A new report from Guy Carpenter and CyberCube Analytics has identified potential loss scenarios in the market as it currently stands that run in the billions of dollars. A long-lasting outage at a major cloud service provider could produce a $14.3 billion loss, for example, where a large-scale data loss could surpass $22 billion. Widespread data theft from one of the larger email service providers stands likely to generate a $19 billion loss, their report found.
Robert Bentley, CEO, Global Strategic Advisory at Guy Carpenter, said in prepared remarks that the finding points to a greater need for insurers and reinsurers to “develop a much more granular understanding of the potential impact of systemic events.”
Pascal Milliare, CyberCube’s CEO, offered a similar endorsement of using better data and enhanced analytics in order for carriers to adequately prepare for cyber insurance loss risks.

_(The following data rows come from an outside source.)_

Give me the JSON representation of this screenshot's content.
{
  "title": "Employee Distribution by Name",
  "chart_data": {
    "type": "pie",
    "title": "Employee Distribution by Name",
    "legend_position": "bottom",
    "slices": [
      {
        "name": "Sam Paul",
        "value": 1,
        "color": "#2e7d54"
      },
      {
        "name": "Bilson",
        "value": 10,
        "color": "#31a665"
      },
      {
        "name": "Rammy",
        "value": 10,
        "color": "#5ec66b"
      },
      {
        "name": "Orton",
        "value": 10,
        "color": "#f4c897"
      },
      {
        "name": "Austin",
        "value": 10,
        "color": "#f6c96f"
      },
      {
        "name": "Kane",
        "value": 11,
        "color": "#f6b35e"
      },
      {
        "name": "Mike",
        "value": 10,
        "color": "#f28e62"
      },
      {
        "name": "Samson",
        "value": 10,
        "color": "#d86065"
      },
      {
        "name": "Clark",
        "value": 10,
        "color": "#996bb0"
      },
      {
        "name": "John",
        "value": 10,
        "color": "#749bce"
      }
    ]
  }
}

“Through improved data and enhanced analytics [insurers and reinsurers] can gain a much more granular understanding of these high-impact scenarios, enabling them to allocate capital appropriately and develop more nuanced underwriting strategies,” Milliare said in prepared remarks. “Only by adopting a robust, modeled, forward-looking view of cyber catastrophe risk can we ensure the ongoing development of a sustainable and profitable cyber insurance market.”
The study found the total annual cyber catastrophe insured loss figure for a 1-in-100-year return period was $14.6 billion, climbing to more than $16 billion for a 1-in-200-year event. It also determined that widespread data theft from a major email service provider was the most likely catastrophe loss scenario. The second most likely scenario: large-scale ransomware at a leading cloud service provider.
Other findings:
Business interruption costs factored heavily in the insured loss figures. Specifically, they made up 94.4 percent of the insured costs associated with a widespread data loss from a leading operating system. That number was 92 percent for a longer outage at a major cloud service provider.
Financial firms were most impacted during systemic cyber events, leading to 20 percent of the overall insured loss.
Researchers conducted their analysis based on a hypothetical $2.6 billion portfolio built using standard cyber insurance policy characteristics. CyberCube Analytics, using additional cybersecurity information and analytics, created a series of realistic catastrophe scenarios, applying frequencies and severities to build a probabilistic model. In total, the study analyzed 23 catastrophe loss scenarios.